Lara Lehmann and Monica Sajoro from Sao Paulo. MAYA Capital take a regional approach to investing and their strategy is paying off. Investors have raised $40 million for their first fund since the firm’s founding in 2018 and have now closed $100 million in capital commitments for MAYA’s second fund.
With their first fund, they supported over 29 companies in 12 sectors in Brazil, Mexico, Colombia and Chile. Two of those investments became unicorns – food tech company notco and e-commerce aggregator Merama.
This new fund will triple the firm’s assets under management and allow the pair to invest in 25 to 30 more companies, with 50% reserved for follow-on funding, Lehmann, co-founder and managing partner, told TechCrunch. MAYA will also double its focus on first company registrations and expand outreach to Hispanic founders in Latin America.
His first fund was split 65% in Brazil and 35% in the rest of the region, and Lehmann expects a more even distribution of about 50% in Brazil and 50% in Hispanic Latin America. This approach allowed Lehmann, Sagioro and their team to help MAYAN – as they call the companies in their portfolio – scale from Latin America to Brazil and vice versa.
“The idea is that we want to invest in the best founders and companies that will be winners in the region,” she added. “We see that the winner has traditionally been region-wide, so we think MAYA should do that as well.”
MAYA has already “made several investments” from the new fund, Lehmann said, but did not disclose the names of the companies.
Lehmann and Sagioro met in 2016 when Lehmann was an angel investor and Sagioro was testing various business models at Harvard. They were united by the realization that technology would not only be a breakthrough and innovator in Latin America, but that in the early stages there was not much capital dedicated to funding companies.
They created MAYA to launch their first fund with the thesis of “leading the first venture round of the best teams in Latin America” and bringing more than just capital to the ecosystem, Lehmann said.
“That’s why we took this approach to really get our hands dirty with the briefcase,” she added.
MAYA helps companies primarily from seed to Series A in several ways: recruitment, market entry and fundraising. The firm helps to find, interview and connect portfolio companies with potential talent. Last year, the firm introduced more than 400 potential employees. He has also established 200 verified commercial connections and 250 contacts with leading fundraising foundations.
In addition, the firm created the Women’s Power Initiative to connect and mentor female founders who continue to be underrepresented in Latin America.
Women make up only 2.4% of partners in venture capital firms., also. However, we have seen many women resist this trend, such as True Wealth Ventures, which simply closed for $35 million for his second fund.
However, while Lehmann notes that it was more difficult for women to raise funds, as well as to penetrate the venture capital network, her and Sagioro’s “diverse experience makes them an unobvious team”, and that their difference is one of their strengths.
“We have directly diversified access to our deal flow, and the vast majority of our deal flow is made up of female founders,” Lehmann added. “The way we analyze companies can vary due to our different perspectives. We are also very hands-on, which is different from all other early stage funds in the region. Being different is actually perceived as a very positive thing.”

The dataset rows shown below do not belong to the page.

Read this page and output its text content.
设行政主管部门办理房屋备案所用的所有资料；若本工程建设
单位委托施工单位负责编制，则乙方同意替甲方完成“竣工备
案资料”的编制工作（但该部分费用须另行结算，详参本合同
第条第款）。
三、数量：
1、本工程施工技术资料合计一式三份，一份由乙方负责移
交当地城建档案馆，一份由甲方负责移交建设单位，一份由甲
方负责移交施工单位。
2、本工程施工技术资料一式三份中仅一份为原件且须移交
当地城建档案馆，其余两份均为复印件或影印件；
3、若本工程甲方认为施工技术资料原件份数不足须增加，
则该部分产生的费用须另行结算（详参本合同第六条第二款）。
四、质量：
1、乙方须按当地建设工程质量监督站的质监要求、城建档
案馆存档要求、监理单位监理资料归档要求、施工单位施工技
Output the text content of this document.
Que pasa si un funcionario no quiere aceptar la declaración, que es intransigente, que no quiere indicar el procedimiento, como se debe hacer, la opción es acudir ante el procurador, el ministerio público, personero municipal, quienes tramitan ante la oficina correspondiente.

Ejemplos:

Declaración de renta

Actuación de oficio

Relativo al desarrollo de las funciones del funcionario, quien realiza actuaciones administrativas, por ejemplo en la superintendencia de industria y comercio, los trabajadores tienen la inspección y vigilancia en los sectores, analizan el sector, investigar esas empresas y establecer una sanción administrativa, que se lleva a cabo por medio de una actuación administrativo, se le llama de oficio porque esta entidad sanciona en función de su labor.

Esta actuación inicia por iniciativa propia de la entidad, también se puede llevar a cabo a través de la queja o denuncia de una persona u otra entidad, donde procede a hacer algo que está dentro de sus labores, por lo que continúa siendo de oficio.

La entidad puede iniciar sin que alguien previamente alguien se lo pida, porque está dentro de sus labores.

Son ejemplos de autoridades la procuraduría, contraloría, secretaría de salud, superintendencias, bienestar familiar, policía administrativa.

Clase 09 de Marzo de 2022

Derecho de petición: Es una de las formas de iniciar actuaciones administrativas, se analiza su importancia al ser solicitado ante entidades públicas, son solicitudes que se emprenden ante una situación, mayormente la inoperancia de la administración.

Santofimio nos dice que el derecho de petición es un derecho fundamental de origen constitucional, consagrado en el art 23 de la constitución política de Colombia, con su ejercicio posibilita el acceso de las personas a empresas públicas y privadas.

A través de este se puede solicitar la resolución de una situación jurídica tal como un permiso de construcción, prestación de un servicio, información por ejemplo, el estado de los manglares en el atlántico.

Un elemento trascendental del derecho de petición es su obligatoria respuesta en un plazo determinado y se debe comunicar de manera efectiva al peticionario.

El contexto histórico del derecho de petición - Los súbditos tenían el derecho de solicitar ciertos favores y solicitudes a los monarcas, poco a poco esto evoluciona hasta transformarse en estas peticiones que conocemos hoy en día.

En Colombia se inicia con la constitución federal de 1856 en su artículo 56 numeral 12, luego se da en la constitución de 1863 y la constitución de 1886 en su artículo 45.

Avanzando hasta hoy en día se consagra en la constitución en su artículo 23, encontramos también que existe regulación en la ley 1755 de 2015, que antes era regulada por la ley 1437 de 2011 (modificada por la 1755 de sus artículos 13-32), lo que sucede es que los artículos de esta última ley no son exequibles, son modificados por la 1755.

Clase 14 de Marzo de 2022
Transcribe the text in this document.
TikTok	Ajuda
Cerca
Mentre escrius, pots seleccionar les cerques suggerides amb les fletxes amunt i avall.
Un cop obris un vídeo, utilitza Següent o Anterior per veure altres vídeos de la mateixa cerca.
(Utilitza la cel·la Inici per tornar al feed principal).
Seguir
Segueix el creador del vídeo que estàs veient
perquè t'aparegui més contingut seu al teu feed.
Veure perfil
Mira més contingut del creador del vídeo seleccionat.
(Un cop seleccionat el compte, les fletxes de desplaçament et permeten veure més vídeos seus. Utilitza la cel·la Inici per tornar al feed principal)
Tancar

Sagioro explained that limited partners also like this difference. MAYA’s second fund investors include funds of funds such as Cendana Capital, institutional investors, family offices, and founders from Latin America, Europe, and the United States.
While there was evidence of a decline in both venture capital investments and LP’s commitment to funds, MAYA’s “steady performance” helped them launch a new fund in this environment, she said.
“Most of our capital has come from reinvestments from our current investors,” Sagjoro added. “We also attracted a lot of institutional investors who are used to working in cycles and were able to provide the dry powder needed to give an advantage to venture capital funds. Those who choose to start companies at times like these are the most resilient, so we’re excited to continue learning about those who are hard at work tackling Latin America’s biggest challenges.”